Basil Scully, who worked in radio in Sault Ste. Marie before moving to Sudbury in 1953 to launch an illustrious television career, died Monday. He was 85.

It was Scully who announced the weather on October 25, 1953, the day that CKSO-TV made its inaugural broadcast.

At the time, the only other Canadian television stations on the air were in Toronto, Montreal and Ottawa, so CKSO was such a novelty that crowds gathered in front of Sudbury appliance stores to see the "Indian Head" test pattern.

Speaking of those pioneering days, Scully later wrote: "In retrospect, it was nothing more or less than primitive TV. There was one significant advantage. Very few of our audience had themselves seen anything resembling television and therefore what we presented to them was gobbled up with great enthusiasm."

To see a photograph of Scully doing a CKSO weathercast with Judy Erola (then Jacobson) please click here.

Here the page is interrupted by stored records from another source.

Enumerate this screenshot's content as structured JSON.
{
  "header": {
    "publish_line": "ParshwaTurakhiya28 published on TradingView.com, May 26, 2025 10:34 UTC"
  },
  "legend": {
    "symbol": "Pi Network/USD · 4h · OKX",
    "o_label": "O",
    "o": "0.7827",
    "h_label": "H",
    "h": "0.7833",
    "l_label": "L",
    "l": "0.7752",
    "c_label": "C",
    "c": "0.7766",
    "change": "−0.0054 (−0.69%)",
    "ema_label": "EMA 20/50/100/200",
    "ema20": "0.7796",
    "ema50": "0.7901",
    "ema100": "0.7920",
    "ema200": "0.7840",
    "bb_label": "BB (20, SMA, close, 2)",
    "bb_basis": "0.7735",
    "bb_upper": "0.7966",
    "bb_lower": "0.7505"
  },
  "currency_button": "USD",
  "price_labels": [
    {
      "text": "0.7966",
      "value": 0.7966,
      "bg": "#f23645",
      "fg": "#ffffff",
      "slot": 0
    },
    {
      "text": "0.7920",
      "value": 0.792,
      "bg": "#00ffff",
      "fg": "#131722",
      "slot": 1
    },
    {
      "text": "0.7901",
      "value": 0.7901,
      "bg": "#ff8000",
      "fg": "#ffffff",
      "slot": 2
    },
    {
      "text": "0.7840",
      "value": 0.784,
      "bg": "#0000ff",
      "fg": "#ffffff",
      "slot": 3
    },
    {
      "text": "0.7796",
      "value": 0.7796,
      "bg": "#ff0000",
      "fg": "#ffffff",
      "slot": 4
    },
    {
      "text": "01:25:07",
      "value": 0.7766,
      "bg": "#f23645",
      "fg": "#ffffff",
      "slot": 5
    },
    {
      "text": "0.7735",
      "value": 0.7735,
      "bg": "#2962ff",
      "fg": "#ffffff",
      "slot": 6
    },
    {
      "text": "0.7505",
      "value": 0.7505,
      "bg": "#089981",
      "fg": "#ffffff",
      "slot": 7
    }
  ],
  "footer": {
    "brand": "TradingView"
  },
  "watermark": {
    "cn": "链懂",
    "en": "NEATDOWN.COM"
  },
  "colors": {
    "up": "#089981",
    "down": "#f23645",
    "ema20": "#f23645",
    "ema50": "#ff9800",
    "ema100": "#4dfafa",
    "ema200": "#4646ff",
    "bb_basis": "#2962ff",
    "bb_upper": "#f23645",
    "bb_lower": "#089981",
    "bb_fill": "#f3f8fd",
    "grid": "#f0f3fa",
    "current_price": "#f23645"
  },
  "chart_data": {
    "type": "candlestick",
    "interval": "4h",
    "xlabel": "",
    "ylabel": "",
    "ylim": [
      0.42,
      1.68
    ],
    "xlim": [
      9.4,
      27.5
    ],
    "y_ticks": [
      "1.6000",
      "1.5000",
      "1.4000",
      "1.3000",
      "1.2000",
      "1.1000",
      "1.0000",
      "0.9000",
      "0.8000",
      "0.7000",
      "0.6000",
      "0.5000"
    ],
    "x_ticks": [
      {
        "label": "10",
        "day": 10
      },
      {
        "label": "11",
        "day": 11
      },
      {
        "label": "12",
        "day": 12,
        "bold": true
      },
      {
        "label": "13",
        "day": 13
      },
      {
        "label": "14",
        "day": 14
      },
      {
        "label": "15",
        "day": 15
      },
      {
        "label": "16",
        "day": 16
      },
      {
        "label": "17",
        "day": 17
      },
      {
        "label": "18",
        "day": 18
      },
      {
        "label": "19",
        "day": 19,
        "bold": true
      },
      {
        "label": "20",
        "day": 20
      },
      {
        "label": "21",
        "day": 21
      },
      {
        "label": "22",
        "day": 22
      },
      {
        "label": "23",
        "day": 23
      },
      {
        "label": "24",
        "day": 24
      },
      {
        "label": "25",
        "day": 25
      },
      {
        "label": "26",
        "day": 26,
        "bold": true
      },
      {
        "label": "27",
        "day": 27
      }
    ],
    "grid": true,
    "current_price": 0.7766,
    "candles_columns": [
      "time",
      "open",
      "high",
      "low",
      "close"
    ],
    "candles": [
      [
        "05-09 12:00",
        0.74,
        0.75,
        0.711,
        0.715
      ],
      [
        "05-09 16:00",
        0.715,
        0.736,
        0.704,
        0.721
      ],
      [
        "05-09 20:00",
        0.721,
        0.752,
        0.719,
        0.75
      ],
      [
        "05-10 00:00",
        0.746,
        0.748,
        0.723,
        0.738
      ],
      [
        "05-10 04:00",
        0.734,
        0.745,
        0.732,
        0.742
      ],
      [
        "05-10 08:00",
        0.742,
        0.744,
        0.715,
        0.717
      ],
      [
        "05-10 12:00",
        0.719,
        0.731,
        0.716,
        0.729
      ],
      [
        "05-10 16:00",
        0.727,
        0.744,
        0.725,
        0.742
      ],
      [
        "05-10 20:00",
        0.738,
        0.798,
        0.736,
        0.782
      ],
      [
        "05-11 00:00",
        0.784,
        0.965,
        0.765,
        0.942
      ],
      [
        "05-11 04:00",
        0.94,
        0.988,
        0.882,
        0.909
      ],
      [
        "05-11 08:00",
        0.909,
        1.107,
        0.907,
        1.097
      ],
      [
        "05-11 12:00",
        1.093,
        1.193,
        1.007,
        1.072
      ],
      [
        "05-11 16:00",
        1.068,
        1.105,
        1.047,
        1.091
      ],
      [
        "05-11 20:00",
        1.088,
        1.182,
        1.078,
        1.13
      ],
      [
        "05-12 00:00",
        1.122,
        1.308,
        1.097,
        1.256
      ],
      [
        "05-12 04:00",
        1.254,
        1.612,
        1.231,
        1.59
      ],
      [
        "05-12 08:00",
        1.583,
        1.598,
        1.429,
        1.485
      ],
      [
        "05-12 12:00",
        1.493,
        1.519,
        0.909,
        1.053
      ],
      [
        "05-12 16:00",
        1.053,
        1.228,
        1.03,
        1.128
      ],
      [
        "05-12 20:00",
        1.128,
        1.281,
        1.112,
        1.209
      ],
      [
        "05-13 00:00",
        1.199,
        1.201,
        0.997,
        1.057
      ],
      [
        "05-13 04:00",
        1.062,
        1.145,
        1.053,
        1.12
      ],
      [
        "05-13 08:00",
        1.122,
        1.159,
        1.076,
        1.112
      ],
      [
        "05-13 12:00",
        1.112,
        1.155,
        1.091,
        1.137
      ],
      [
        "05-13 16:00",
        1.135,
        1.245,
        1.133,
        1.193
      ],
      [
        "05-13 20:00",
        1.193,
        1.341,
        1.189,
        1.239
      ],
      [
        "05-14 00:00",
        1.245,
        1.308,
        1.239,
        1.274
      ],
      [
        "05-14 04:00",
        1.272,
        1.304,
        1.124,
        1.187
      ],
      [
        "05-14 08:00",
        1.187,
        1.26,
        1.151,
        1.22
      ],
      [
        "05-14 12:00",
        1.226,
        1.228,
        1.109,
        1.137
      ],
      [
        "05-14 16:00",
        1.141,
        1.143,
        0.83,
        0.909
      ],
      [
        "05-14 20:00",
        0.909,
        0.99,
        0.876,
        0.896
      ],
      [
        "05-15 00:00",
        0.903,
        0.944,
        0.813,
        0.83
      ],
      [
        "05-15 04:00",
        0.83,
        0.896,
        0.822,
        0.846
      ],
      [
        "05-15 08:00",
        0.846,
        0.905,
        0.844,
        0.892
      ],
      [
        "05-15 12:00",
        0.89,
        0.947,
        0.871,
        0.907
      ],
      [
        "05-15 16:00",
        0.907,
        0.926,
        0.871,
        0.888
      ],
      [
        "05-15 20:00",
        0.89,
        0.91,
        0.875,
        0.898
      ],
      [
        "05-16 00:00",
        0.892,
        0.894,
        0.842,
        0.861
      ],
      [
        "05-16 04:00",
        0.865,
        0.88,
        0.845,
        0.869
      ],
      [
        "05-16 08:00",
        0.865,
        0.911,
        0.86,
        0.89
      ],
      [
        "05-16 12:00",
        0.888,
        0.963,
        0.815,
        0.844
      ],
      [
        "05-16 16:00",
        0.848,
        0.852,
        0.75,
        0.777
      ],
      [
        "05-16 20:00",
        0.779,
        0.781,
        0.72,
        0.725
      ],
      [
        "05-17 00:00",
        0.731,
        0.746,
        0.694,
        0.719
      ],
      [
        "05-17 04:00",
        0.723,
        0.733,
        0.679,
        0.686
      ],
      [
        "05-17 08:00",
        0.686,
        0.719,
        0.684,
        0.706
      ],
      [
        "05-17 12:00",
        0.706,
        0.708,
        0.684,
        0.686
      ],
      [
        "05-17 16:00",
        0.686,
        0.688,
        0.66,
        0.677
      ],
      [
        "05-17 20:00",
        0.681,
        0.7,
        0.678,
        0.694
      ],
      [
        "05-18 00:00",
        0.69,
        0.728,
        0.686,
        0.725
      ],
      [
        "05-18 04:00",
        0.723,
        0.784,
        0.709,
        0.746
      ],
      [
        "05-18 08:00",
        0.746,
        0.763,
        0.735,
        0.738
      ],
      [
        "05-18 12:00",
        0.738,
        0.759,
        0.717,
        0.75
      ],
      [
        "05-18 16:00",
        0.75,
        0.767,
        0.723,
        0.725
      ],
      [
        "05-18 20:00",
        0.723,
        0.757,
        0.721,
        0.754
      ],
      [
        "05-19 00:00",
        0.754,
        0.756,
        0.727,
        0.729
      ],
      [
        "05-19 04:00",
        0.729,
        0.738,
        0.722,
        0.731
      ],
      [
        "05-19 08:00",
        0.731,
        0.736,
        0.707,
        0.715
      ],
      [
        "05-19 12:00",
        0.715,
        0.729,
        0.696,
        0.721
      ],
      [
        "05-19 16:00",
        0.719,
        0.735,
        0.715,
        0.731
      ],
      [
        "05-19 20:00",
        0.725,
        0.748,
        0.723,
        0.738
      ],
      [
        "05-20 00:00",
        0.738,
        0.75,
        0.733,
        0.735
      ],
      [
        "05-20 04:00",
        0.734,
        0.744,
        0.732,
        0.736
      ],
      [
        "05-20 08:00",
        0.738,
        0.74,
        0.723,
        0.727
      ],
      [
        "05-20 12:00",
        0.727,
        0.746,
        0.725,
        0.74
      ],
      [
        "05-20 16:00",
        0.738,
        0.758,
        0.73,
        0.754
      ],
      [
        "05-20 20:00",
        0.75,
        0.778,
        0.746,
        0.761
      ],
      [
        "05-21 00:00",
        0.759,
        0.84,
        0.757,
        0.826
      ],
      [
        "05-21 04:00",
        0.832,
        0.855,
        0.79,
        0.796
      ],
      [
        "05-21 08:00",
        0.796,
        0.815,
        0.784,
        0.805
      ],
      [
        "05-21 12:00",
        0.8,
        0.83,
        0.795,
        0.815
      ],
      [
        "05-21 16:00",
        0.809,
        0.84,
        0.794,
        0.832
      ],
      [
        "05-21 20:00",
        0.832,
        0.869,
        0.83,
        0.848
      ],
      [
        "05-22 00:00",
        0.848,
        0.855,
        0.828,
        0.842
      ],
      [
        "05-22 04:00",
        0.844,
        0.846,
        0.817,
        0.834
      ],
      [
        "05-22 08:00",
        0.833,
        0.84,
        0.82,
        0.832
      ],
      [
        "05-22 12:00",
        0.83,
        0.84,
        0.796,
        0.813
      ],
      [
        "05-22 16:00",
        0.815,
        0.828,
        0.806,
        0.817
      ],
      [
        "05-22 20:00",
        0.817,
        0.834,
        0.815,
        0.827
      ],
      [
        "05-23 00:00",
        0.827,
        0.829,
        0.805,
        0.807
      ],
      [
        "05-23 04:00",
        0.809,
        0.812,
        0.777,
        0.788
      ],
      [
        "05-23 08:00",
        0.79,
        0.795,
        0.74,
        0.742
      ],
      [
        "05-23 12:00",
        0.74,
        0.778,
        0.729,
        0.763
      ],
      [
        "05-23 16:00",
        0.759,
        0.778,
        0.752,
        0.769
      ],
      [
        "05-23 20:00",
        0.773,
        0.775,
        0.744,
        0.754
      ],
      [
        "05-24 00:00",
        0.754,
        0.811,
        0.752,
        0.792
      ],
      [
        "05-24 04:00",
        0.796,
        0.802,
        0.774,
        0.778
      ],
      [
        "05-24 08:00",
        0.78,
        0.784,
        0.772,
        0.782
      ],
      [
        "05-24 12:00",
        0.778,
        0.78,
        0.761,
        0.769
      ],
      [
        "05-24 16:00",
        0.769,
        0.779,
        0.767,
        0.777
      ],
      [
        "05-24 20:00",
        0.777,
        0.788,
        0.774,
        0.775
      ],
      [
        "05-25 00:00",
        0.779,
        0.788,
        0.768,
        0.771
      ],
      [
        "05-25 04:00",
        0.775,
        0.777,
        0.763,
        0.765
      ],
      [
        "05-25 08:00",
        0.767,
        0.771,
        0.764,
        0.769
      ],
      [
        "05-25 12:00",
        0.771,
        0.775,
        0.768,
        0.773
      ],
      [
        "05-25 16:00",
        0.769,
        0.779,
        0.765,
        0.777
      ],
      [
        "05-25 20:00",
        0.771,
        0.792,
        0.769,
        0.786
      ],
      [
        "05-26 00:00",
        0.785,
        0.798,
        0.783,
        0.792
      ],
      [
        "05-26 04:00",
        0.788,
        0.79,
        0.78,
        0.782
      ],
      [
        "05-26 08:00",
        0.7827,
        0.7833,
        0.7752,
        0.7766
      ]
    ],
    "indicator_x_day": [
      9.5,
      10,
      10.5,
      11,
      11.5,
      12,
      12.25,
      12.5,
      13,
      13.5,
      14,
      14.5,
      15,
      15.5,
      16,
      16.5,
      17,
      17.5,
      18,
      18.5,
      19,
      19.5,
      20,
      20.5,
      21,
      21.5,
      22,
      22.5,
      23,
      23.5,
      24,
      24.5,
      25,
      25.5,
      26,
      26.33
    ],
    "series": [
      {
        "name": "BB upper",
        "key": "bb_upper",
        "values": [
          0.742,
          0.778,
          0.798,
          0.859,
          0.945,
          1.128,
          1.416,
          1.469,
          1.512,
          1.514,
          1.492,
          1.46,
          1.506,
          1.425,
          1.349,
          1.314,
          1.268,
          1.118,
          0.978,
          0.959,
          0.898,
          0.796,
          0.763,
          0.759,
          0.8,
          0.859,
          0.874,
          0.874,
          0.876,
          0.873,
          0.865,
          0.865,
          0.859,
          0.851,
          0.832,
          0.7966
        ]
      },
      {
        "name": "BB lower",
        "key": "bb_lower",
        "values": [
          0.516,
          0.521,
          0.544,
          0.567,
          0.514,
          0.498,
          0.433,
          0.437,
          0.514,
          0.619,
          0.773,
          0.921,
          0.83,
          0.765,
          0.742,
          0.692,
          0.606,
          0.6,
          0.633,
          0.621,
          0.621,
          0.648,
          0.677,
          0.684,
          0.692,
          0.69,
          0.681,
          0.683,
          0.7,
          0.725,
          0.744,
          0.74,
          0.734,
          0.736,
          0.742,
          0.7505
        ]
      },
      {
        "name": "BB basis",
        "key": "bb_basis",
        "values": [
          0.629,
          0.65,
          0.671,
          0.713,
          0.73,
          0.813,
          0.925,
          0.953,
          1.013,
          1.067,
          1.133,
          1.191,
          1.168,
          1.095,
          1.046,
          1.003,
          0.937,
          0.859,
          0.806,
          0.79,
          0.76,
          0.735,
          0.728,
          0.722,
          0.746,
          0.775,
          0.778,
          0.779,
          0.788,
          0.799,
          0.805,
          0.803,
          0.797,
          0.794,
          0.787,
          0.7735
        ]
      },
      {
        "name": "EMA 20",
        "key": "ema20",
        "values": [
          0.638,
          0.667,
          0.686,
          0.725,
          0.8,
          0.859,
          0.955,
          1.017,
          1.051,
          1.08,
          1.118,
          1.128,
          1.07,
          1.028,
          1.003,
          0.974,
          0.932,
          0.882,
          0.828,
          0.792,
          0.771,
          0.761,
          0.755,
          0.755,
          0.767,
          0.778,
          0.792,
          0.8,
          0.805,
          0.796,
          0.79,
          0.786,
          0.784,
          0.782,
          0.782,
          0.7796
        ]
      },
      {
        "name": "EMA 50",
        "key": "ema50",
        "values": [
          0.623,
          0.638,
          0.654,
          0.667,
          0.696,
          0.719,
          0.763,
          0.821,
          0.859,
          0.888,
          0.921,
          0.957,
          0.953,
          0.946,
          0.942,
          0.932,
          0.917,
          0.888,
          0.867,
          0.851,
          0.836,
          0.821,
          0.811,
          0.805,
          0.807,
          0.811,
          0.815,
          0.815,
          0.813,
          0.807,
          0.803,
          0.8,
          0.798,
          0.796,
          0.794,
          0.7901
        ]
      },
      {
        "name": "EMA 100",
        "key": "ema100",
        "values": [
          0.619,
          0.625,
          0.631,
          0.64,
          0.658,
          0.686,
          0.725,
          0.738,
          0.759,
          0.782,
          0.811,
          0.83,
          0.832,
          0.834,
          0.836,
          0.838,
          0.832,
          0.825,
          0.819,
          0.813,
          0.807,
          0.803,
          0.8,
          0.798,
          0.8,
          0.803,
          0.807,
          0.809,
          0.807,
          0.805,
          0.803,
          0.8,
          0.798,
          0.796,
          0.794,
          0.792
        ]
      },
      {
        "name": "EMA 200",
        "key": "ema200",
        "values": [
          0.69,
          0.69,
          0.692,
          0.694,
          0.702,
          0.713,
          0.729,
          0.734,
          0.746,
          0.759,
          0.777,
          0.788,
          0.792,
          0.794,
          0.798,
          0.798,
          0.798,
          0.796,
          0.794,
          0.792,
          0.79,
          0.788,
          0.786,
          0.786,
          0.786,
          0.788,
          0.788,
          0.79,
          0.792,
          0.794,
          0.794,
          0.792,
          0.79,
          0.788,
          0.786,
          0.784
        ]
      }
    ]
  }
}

Wife Dorothea died in September

Tonight's edition of the Sudbury Star reports that Scully's wife Dorothea (nee Greening) died on September 21 of this year.

Dorothea was active with the Sault Theatre Workshop, and the November 22, 1948 edition of the Sault Star refers to a skit performed by "Mr. and Mrs. Basil Scully."

Scully was hired in 1965 as the first director of northern programs for the Addiction Research Foundation.

He was also a candidate in several federal and provincial elections.